Mas Shaka hanya menyuruh Bella untuk makan dan minum saja dengan baik, selanjutnya ia mengerjakan kesehariannya memberi makan ternak, kedua mertuanya juga biasa saja, hanya menganggap Bella meriang biasa.
Di hari ke lima, Bella tidak mengalami perubahan, demamnya semakin parah, bahkan ia sampai mimisan. Alih alih membawa Bella ke Dokter, justru ada kerabat datang yang mengatakan bahwa Bella harus segera dibawa ke dukun beranak.
Mertua dan Aksa rupanya malah setuju, Bella yang tidak berdaya karena sakit hanya pasrah, menolak seribu kali pun ia tetap dibawa.
Perut Bella diurut oleh tangan dukun Beranak, sebelum ia kembali Bella juga diberi jamu namun ia berhasil membuangnya.
Demamnya memang turun sehari setelahnya tapi nyeri perutnya semakin menjadi, ia mengalami kontraksi hebat saat semua orang sedang pergi ke ladang.
Dengan langkah kaki yang pelan, ia menuju rumah Bidan yang jaraknya lumayan, beruntung ada Pak Seto, Ketua RW yang sedang merumput di pinggir jalan.
"Aduh, Bu Bella mau kemana?." Tanya Pak Seto.
"K.k.k Bu B.b.idan Pak." Jawab Bella menahan sakit.
Melihat Bella merasa kesakitan, dengan senang hati Pak Seto mengantar Bella yang kondisinya mulai lemas ke rumah Bidan Desa.
"Buk, Bu Bidan, Tulungi Tulungi."
Pak Seto memarkir sepeda supra miliknya, ia panik mencari Bu Bidan.
Dengan dibantu Bu Bidan dan Pak Seto mereka memapah tubuh Bella, darah dengan derasnya menetes.
Setelahnya Pak Seto bergegas memanggil Suami Bella di peternakan.
"Innalilahi wa inna ilahi raji'un," Ucap Bidan tersebut, ia terlihat syok dan menangis.
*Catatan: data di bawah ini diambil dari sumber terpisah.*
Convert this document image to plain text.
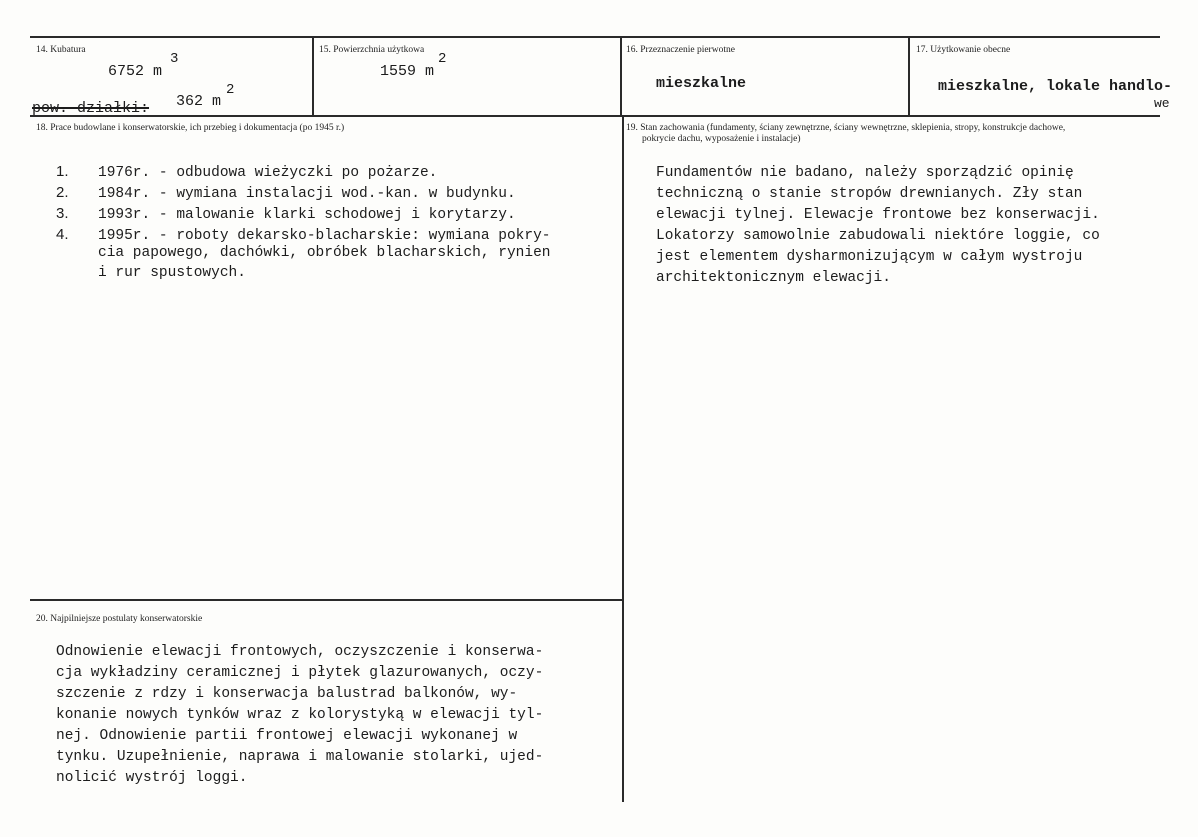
14. Kubatura
6752 m
3
pow. działki: 362 m
2
15. Powierzchnia użytkowa
1559 m
2
16. Przeznaczenie pierwotne
mieszkalne
17. Użytkowanie obecne
mieszkalne, lokale handlo-
we
18. Prace budowlane i konserwatorskie, ich przebieg i dokumentacja (po 1945 r.)
1. 1976r. - odbudowa wieżyczki po pożarze.
2. 1984r. - wymiana instalacji wod.-kan. w budynku.
3. 1993r. - malowanie klarki schodowej i korytarzy.
4. 1995r. - roboty dekarsko-blacharskie: wymiana pokry-
cia papowego, dachówki, obróbek blacharskich, rynien
i rur spustowych.
19. Stan zachowania (fundamenty, ściany zewnętrzne, ściany wewnętrzne, sklepienia, stropy, konstrukcje dachowe,
pokrycie dachu, wyposażenie i instalacje)
Fundamentów nie badano, należy sporządzić opinię
techniczną o stanie stropów drewnianych. Zły stan
elewacji tylnej. Elewacje frontowe bez konserwacji.
Lokatorzy samowolnie zabudowali niektóre loggie, co
jest elementem dysharmonizującym w całym wystroju
architektonicznym elewacji.
20. Najpilniejsze postulaty konserwatorskie
Odnowienie elewacji frontowych, oczyszczenie i konserwa-
cja wykładziny ceramicznej i płytek glazurowanych, oczy-
szczenie z rdzy i konserwacja balustrad balkonów, wy-
konanie nowych tynków wraz z kolorystyką w elewacji tyl-
nej. Odnowienie partii frontowej elewacji wykonanej w
tynku. Uzupełnienie, naprawa i malowanie stolarki, ujed-
nolicić wystrój loggi.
Dibopongnya bayi mungil itu, keadaannya sudah membiru, ia sudah meninggal dalam kandungan.
"Kenapa, Buk?."
Bidan tersebut hanya diam, ia sama menangisnya.
"Maaf Bu hiks hiks, dedeknya laki laki tapi sudah tenang di syurga." Ucap Bu Bidan.
Bella masih belum percaya ia merebut bayi mungilnya,tidak bisa menepis takdir yang diterima olehnya, dia hanya bisa menangis.
"ARRRGHHHH... Jangan tinggalin Mama!!."
"Yang tenang ya Buk, Mungkin ini yang terbaik untuk Ibu."
Bu Bidan berusaha tegar, ia menenangkan tubuh Bella yang lemas sambil memeluk calon bayi laki lakinya yang sudah tidak bernyawa.
Bayi itu hanya berukuran sebesar botol ukuran satu liter, tapi Bella tau, anaknya sangat tampan dan manis.
Kenangan pahit itu tidak kunjung menepi dari hidupnya, matanya sembab setiap kali teringat wajah bayi laki lakinya, seperti dalam mimpi mungkin anaknya sudah bisa memanggilnya Mama sambil tersenyum.